Türk Edebiyatı’nda Metafor Dosyası

586. sayısını metafor dosyasını ayırmış Türk Edebiyatı dergisi. Derginin neredeyse tamamı dosya konusunu içeriyor desek yeridir. İki yazı ve bir söyleşi dışında tüm yazılar metafor üzerine. Özellikle bu konuya merakı olanların arşivlerinde bulunması gereken bir titizlikle hazırlanan dosyadan ben örnek birkaç yazıyı buraya alacağım. Devam Türk Edebiyatı sayı 586’da.

Ziya Avşar- İki Dil Düzeyi Arasında Bir Geçit: Metafor

“Aklî düzlemde bildiğimiz, biriktirdiğimiz, ifade ettiğimiz her şey, bizim gayret ve çabamıza bağlıdır. Bir çalışma, bir araştırma, bir yorumlama süreciyle ilerleyen bu dil, ağır ve ikircikli bir dildir. Diğeri ise gayret ve çabalarımızın bizi ancak belirli bir noktaya ulaştırdığı dil düzeyinin üzerinden kapı açar.

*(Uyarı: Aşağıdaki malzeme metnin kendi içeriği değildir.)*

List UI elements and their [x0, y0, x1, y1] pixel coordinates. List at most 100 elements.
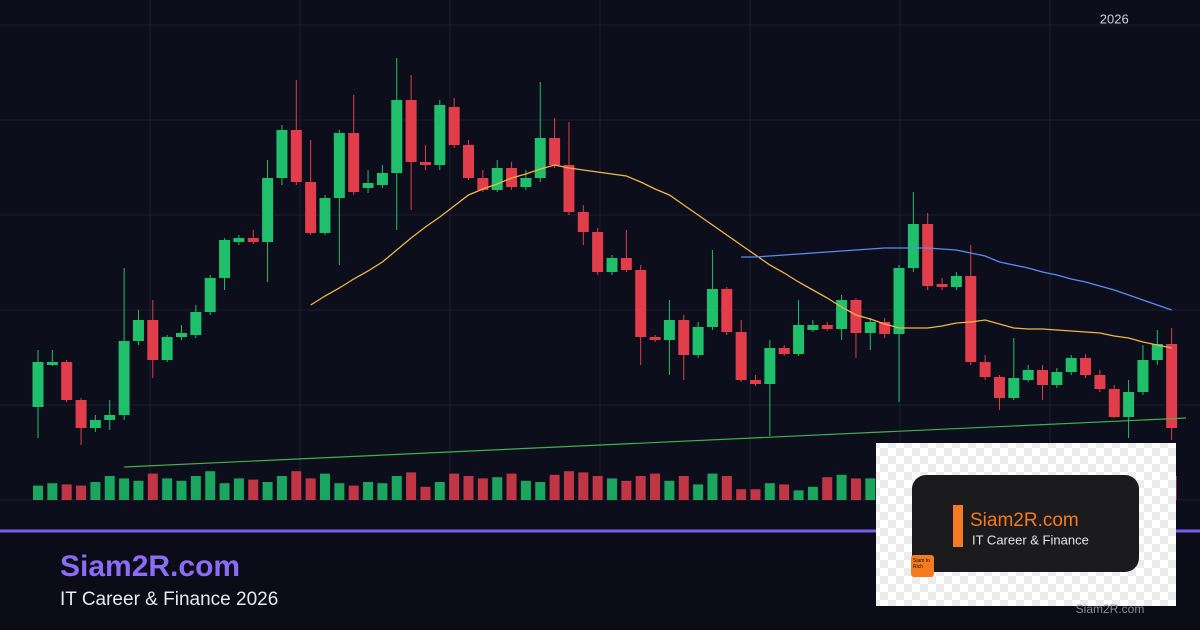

Bu kapı hibe kapısıdır. Yani burada manaların sahibi bize, bizim temas etmeye muktedir olmadığımız manaları keşfetmemiz için sebepler yaratır. Ancak bu lütuf ve hibe de birdenbire olmaz. Lütfun devreye girmesi, gayretin belinin bükülmesi bedelidir. Akıl, kendisinin bir maverası olduğunu kavramadan lütuf kapısı açılıp hibe incileri saçılmaz.”

“Metafor, içinde anlam ve imajlar saklayan diğer boyuttaki anlam ve imajları ortaya çıkarmak amacıyla harekete geçen bir anlatım biçimi olduğu için, hedefinde mutlaka örtülü bir anlam vardır. İşte metafor, bu anlamı örten perdeyi kaldırmakla görevli bir ifade biçimi olduğu için, nükteyle de ilişkisi vardır. Daha doğrusu metafor, asimetrik dil düzeyinde yer alan nükte ve muammaların örtülü ve gizli yönlerini keşfetmek gibi bir işlev üstlenir. Tam bu noktada metaforun olmazsa olmaz işlevi olan köprü oluş yönü ortaya çıkar. Bu bağlamda metafor, hedefindeki manalara doğru söz ırmağının iki kıyısından bakan bir kâşife benzer.”